Agora, a Learning Equality está explorando como a IA pode acelerar o alinhamento curricular e o desenvolvimento de aulas. Atualmente, com sua ferramenta curricular online, o Kolibri Studio, os usuários fazem upload de seus próprios materiais e combinam-nos com outros recursos da Biblioteca Kolibri. Eles podem optar por alinhar o resultado às suas necessidades educacionais específicas e aos padrões curriculares de seus países.

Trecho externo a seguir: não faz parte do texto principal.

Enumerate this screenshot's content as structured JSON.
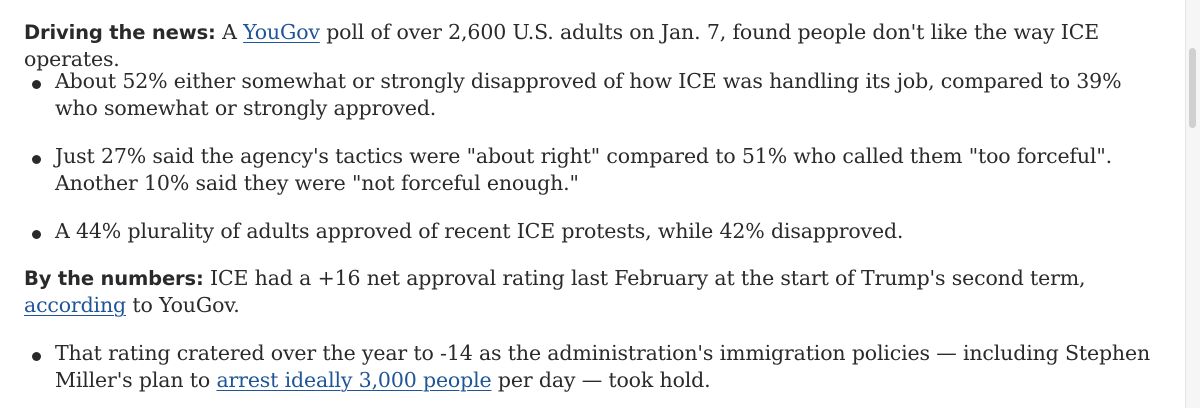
{
  "p1": {
    "lead": "Driving the news:",
    "text_before": "A",
    "link": "YouGov",
    "text_after": "poll of over 2,600 U.S. adults on Jan. 7, found people don't like the way ICE operates."
  },
  "bullets1": [
    "About 52% either somewhat or strongly disapproved of how ICE was handling its job, compared to 39% who somewhat or strongly approved.",
    "Just 27% said the agency's tactics were \"about right\" compared to 51% who called them \"too forceful\". Another 10% said they were \"not forceful enough.\"",
    "A 44% plurality of adults approved of recent ICE protests, while 42% disapproved."
  ],
  "p2": {
    "lead": "By the numbers:",
    "text_before": "ICE had a +16 net approval rating last February at the start of Trump's second term,",
    "link": "according",
    "text_after": "to YouGov."
  },
  "bullet2": {
    "text_before": "That rating cratered over the year to -14 as the administration's immigration policies — including Stephen Miller's plan to",
    "link": "arrest ideally 3,000 people",
    "text_after": "per day — took hold."
  }
}
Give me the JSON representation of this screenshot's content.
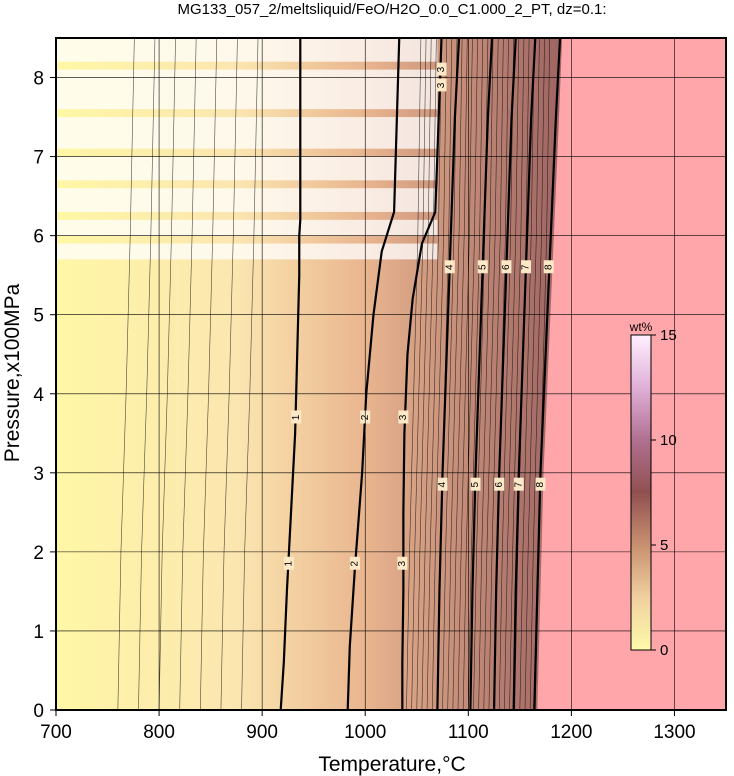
{
  "chart_data": {
    "type": "heatmap",
    "title": "MG133_057_2/meltsliquid/FeO/H2O_0.0_C1.000_2_PT, dz=0.1:",
    "xlabel": "Temperature,°C",
    "ylabel": "Pressure,x100MPa",
    "xlim": [
      700,
      1350
    ],
    "ylim": [
      0,
      8.5
    ],
    "xticks": [
      700,
      800,
      900,
      1000,
      1100,
      1200,
      1300
    ],
    "yticks": [
      0,
      1,
      2,
      3,
      4,
      5,
      6,
      7,
      8
    ],
    "grid": true,
    "colorbar": {
      "label": "wt%",
      "range": [
        0,
        15
      ],
      "ticks": [
        0,
        5,
        10,
        15
      ],
      "colors": [
        "#fffaaa",
        "#f0d0a0",
        "#c89070",
        "#905050",
        "#b07090",
        "#e0b0d8",
        "#fff0ff"
      ]
    },
    "above_liquidus_color": "#ffa6ab",
    "contours": [
      {
        "level": 1,
        "points": [
          [
            918,
            0
          ],
          [
            921,
            0.6
          ],
          [
            924,
            1.5
          ],
          [
            928,
            2.5
          ],
          [
            932,
            3.5
          ],
          [
            934,
            4.5
          ],
          [
            936,
            5.5
          ],
          [
            936,
            6.0
          ],
          [
            937,
            6.2
          ],
          [
            937,
            8.5
          ]
        ]
      },
      {
        "level": 2,
        "points": [
          [
            983,
            0
          ],
          [
            985,
            0.8
          ],
          [
            990,
            1.8
          ],
          [
            997,
            3.0
          ],
          [
            1001,
            4.0
          ],
          [
            1008,
            5.0
          ],
          [
            1016,
            5.8
          ],
          [
            1028,
            6.3
          ],
          [
            1033,
            8.5
          ]
        ]
      },
      {
        "level": 3,
        "points": [
          [
            1036,
            0
          ],
          [
            1036,
            0.6
          ],
          [
            1037,
            1.5
          ],
          [
            1037,
            2.5
          ],
          [
            1038,
            3.5
          ],
          [
            1041,
            4.5
          ],
          [
            1046,
            5.2
          ],
          [
            1055,
            5.9
          ],
          [
            1068,
            6.3
          ],
          [
            1074,
            8.5
          ]
        ]
      },
      {
        "level": 4,
        "points": [
          [
            1070,
            0
          ],
          [
            1072,
            1.5
          ],
          [
            1075,
            3.0
          ],
          [
            1079,
            4.5
          ],
          [
            1083,
            6.0
          ],
          [
            1087,
            7.5
          ],
          [
            1091,
            8.5
          ]
        ]
      },
      {
        "level": 5,
        "points": [
          [
            1102,
            0
          ],
          [
            1104,
            1.5
          ],
          [
            1107,
            3.0
          ],
          [
            1111,
            4.5
          ],
          [
            1115,
            6.0
          ],
          [
            1119,
            7.5
          ],
          [
            1123,
            8.5
          ]
        ]
      },
      {
        "level": 6,
        "points": [
          [
            1125,
            0
          ],
          [
            1127,
            1.5
          ],
          [
            1130,
            3.0
          ],
          [
            1134,
            4.5
          ],
          [
            1138,
            6.0
          ],
          [
            1142,
            7.5
          ],
          [
            1146,
            8.5
          ]
        ]
      },
      {
        "level": 7,
        "points": [
          [
            1144,
            0
          ],
          [
            1146,
            1.5
          ],
          [
            1149,
            3.0
          ],
          [
            1153,
            4.5
          ],
          [
            1157,
            6.0
          ],
          [
            1161,
            7.5
          ],
          [
            1165,
            8.5
          ]
        ]
      },
      {
        "level": 8,
        "points": [
          [
            1164,
            0
          ],
          [
            1167,
            1.5
          ],
          [
            1170,
            3.0
          ],
          [
            1175,
            4.5
          ],
          [
            1180,
            6.0
          ],
          [
            1185,
            7.5
          ],
          [
            1189,
            8.5
          ]
        ]
      }
    ],
    "liquidus": [
      [
        1167,
        0
      ],
      [
        1170,
        1.5
      ],
      [
        1173,
        3.0
      ],
      [
        1178,
        4.5
      ],
      [
        1183,
        6.0
      ],
      [
        1188,
        7.5
      ],
      [
        1191,
        8.5
      ]
    ],
    "contour_labels": [
      {
        "text": "1",
        "x": 926,
        "y": 1.85
      },
      {
        "text": "2",
        "x": 990,
        "y": 1.85
      },
      {
        "text": "3",
        "x": 1036,
        "y": 1.85
      },
      {
        "text": "1",
        "x": 933,
        "y": 3.7
      },
      {
        "text": "2",
        "x": 1000,
        "y": 3.7
      },
      {
        "text": "3",
        "x": 1037,
        "y": 3.7
      },
      {
        "text": "4",
        "x": 1075,
        "y": 2.85
      },
      {
        "text": "5",
        "x": 1107,
        "y": 2.85
      },
      {
        "text": "6",
        "x": 1130,
        "y": 2.85
      },
      {
        "text": "7",
        "x": 1149,
        "y": 2.85
      },
      {
        "text": "8",
        "x": 1170,
        "y": 2.85
      },
      {
        "text": "4",
        "x": 1082,
        "y": 5.6
      },
      {
        "text": "5",
        "x": 1114,
        "y": 5.6
      },
      {
        "text": "6",
        "x": 1137,
        "y": 5.6
      },
      {
        "text": "7",
        "x": 1156,
        "y": 5.6
      },
      {
        "text": "8",
        "x": 1178,
        "y": 5.6
      },
      {
        "text": "3",
        "x": 1074,
        "y": 8.1
      },
      {
        "text": "3",
        "x": 1074,
        "y": 7.9
      }
    ]
  }
}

Em colaboração com o Alto Comissariado das Nações Unidas para os Refugiados, a Learning Equality está desenvolvendo uma ferramenta de alinhamento curricular semiautomatizada que utiliza IA generativa para tornar esse processo menos demorado. No início deste ano, sua IA alinhou automaticamente 12 mil recursos de aprendizado a mais de 2.000 objetivos de aprendizado distintos para estudantes em Uganda, um processo, que segundo suas estimativas, teria levado meses de trabalho e custado centenas de milhares dólares. Com a IA, levou apenas alguns dias e algumas centenas de dólares em créditos de interface de programação de aplicativos, além do custo com especialistas pagos para revisar o conteúdo. Esses materiais já estão sendo usados por professores ugandenses e jovens em comunidades sem conexão à internet.
Na visão de Alexandre, a equidade precisa se tornar um foco central para empreendedores de edtech, de modo que a tecnologia possa servir para reduzir, e não para agravar, as divisões existentes. “É fácil cair em um padrão que atenda às necessidades daqueles que nossas soluções conseguem alcançar mais facilmente. Mas um verdadeiro foco na equidade significa encontrar maneiras de ouvir e apoiar as necessidades daqueles que, de fato, são mais difíceis de alcançar”, diz Alexandre. “Esse foco é algo que torna esse trabalho tão desafiador, mas também tão importante.”
Sob a análise da Fast Forward sobre APNs, a Learning Equality é um exemplo de como usar a IA para organizar, alinhando um grande volume de dados e garantindo que informações relevantes sejam facilmente acessíveis.